The racing at Atlanta was super speedway style. (Photo by Sean Gardner/Getty Images)

HAMPTON, Ga. – Using immediate fan reaction as an indicator, Speedway Motorsports got it right.

When SMI officials announced last summer plans to redesign Atlanta Motor Speedway, it immediately drew the ire of many marquee NASCAR drivers.

Their beef was two-fold: how could SMI expect the best stock drivers in the world, who would  be in the midst of working out the kinks in the Next Gen car, to compete on a narrow 1.5-mile track with 28 degrees of banking that figured to produce Daytona-style side-by-side racing for 500 miles?

The competitors were also miffed because SMI and NASCAR never consulted them about the track redesign. In fact, the drivers learned about the radical changes through a press release.

Kevin Harvick, one of the most vocal proponents of the old Atlanta abrasive, worn-out racing surface offered this in July:

“I don’t think (track changes) worked out very well for Texas,” he said. “I don’t think it worked out well for Bristol and I don’t think it worked out well for Kentucky.

“I don’t think any of those were very good. So I think if you just keep winging it and don’t get the drivers’ input, you’re just going to keep getting the same conclusion.”

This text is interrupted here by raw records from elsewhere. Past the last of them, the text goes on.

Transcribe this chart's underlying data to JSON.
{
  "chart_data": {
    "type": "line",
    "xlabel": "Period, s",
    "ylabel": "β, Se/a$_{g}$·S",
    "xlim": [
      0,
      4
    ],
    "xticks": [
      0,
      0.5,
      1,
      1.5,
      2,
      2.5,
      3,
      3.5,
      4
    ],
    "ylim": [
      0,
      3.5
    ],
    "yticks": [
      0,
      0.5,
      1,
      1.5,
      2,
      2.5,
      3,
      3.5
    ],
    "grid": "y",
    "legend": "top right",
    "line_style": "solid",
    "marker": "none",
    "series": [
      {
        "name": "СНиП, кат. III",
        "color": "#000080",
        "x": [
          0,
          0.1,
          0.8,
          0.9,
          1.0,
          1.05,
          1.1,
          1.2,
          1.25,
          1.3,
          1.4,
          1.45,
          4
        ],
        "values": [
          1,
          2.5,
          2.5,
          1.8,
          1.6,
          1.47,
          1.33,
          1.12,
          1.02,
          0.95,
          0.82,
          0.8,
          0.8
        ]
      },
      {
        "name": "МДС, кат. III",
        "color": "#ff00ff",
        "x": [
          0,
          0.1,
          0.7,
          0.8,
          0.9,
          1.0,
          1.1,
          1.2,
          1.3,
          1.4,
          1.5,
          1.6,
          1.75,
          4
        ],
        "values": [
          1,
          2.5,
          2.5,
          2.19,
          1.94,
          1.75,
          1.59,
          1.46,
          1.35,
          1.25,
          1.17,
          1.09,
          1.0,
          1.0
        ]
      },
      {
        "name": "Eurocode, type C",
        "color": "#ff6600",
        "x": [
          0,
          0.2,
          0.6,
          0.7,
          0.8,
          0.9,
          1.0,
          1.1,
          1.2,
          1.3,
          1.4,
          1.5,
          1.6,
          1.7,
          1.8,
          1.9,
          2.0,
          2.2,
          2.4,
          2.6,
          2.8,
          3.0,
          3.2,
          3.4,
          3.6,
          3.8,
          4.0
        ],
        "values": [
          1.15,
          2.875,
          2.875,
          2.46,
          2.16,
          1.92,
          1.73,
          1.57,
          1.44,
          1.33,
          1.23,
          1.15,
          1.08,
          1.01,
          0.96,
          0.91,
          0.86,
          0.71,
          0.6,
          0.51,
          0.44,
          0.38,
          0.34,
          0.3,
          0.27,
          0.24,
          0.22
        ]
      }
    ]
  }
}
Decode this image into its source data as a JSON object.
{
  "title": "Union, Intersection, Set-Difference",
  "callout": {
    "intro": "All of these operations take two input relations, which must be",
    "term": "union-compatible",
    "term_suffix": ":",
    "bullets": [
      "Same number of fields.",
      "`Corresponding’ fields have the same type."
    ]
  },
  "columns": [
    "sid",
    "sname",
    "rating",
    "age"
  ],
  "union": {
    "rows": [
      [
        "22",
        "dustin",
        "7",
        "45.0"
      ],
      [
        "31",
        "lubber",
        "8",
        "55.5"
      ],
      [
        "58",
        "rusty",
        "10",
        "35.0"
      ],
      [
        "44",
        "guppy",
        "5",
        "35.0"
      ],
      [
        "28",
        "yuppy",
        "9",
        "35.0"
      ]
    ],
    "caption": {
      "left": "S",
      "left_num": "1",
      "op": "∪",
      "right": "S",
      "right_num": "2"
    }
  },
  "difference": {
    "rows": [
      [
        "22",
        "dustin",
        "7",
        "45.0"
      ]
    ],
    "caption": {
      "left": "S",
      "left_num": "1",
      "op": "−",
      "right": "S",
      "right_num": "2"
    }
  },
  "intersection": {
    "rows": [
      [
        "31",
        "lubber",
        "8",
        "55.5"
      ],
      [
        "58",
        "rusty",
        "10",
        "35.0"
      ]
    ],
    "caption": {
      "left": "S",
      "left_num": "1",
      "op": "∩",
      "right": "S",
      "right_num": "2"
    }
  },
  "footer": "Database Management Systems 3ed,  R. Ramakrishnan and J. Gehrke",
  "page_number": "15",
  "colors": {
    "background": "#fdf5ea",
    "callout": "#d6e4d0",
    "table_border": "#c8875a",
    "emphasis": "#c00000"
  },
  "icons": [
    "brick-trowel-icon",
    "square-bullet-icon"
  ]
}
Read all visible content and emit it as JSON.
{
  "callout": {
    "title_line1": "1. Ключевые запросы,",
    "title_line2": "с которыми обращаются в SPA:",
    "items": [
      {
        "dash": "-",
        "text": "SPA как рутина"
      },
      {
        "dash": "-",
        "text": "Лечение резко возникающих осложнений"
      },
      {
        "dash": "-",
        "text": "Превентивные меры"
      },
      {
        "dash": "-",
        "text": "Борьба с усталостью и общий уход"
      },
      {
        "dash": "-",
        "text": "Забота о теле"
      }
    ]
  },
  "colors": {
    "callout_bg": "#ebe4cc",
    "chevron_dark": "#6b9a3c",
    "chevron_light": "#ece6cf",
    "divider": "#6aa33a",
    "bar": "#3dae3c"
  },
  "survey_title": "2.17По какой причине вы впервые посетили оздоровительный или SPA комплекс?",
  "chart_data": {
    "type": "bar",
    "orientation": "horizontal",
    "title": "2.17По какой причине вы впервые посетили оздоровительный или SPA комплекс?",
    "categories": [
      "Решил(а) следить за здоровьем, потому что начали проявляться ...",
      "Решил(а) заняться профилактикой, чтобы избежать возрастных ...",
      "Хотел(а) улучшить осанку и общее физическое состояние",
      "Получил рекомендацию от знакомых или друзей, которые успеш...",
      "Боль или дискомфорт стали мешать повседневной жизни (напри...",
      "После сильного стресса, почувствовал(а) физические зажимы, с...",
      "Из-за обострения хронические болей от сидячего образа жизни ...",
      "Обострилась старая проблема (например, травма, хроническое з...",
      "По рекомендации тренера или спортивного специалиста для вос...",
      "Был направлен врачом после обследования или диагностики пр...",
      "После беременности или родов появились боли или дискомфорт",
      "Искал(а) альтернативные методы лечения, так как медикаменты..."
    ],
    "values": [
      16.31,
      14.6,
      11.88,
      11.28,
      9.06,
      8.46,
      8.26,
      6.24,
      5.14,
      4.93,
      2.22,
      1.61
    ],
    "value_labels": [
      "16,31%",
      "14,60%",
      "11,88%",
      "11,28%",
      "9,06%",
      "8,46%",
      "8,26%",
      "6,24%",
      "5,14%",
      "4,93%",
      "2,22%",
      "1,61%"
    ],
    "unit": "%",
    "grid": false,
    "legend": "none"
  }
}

After Kyle Busch won the final Xfinity Series race on the old AMS surface last summer, he sarcastically said “I sure am glad to win on a real Atlanta race track, because the next one is going to be shit.”

Fast forward to Sunday night and you could easily make the argument Atlanta could remarket this joint as Daytona North.

The hype following Saturday’s thrilling Xfinity and Truck Series races coupled with ideal weather on Sunday created a fever pitch of anticipation that something special was in store for the near-capacity turnout of fans.

And Sunday’s Folds of Honor QuikTrip 500 delivered by producing a record number of lead changes and spectacular racing throughout the day. In the process, it left the Cup garage littered with battered, high-priced machinery.

The inaugural, speedway-type race on a 1.5-mile track was greeted afterwards with mixed reaction throughout the garage.

After climbing out of his No. 45 Toyota, a mentally-taxed Kurt Busch immediately began lobbying for a change when the series return to Atlanta this summer.

“I hope we go back to unrestricted horsepower here in July,” he said, referencing the low-horsepower and high-downforce package the Cup teams ran this weekend.

Asked if he’d be in favor of Busch’s suggestion which would create more separation between the cars, race winner William Byron chuckled and said “I doubt (NASCAR) is going to change it after the way this race turned out.”

AMS Executive Vice President and General Manager Brandon Hutchinson labeled Sunday’s 500 an “amazing event.” But don’t expect a run on the redesign of 1.5-mile tracks on the NASCAR circuit in the immediate future.

“Yeah, let’s not go and repave every 1.5-mile rack in the country,” second-place finisher Ross Chastain said. “I believe Atlanta can be its own thing and people can get excited about it.

“But if we put 28 degrees of banking on every 1.5-mile track, that’s not our future. As a competitor, we want to lift. I’m fine with doing this a couple of times because (Atlanta) is a cool place.”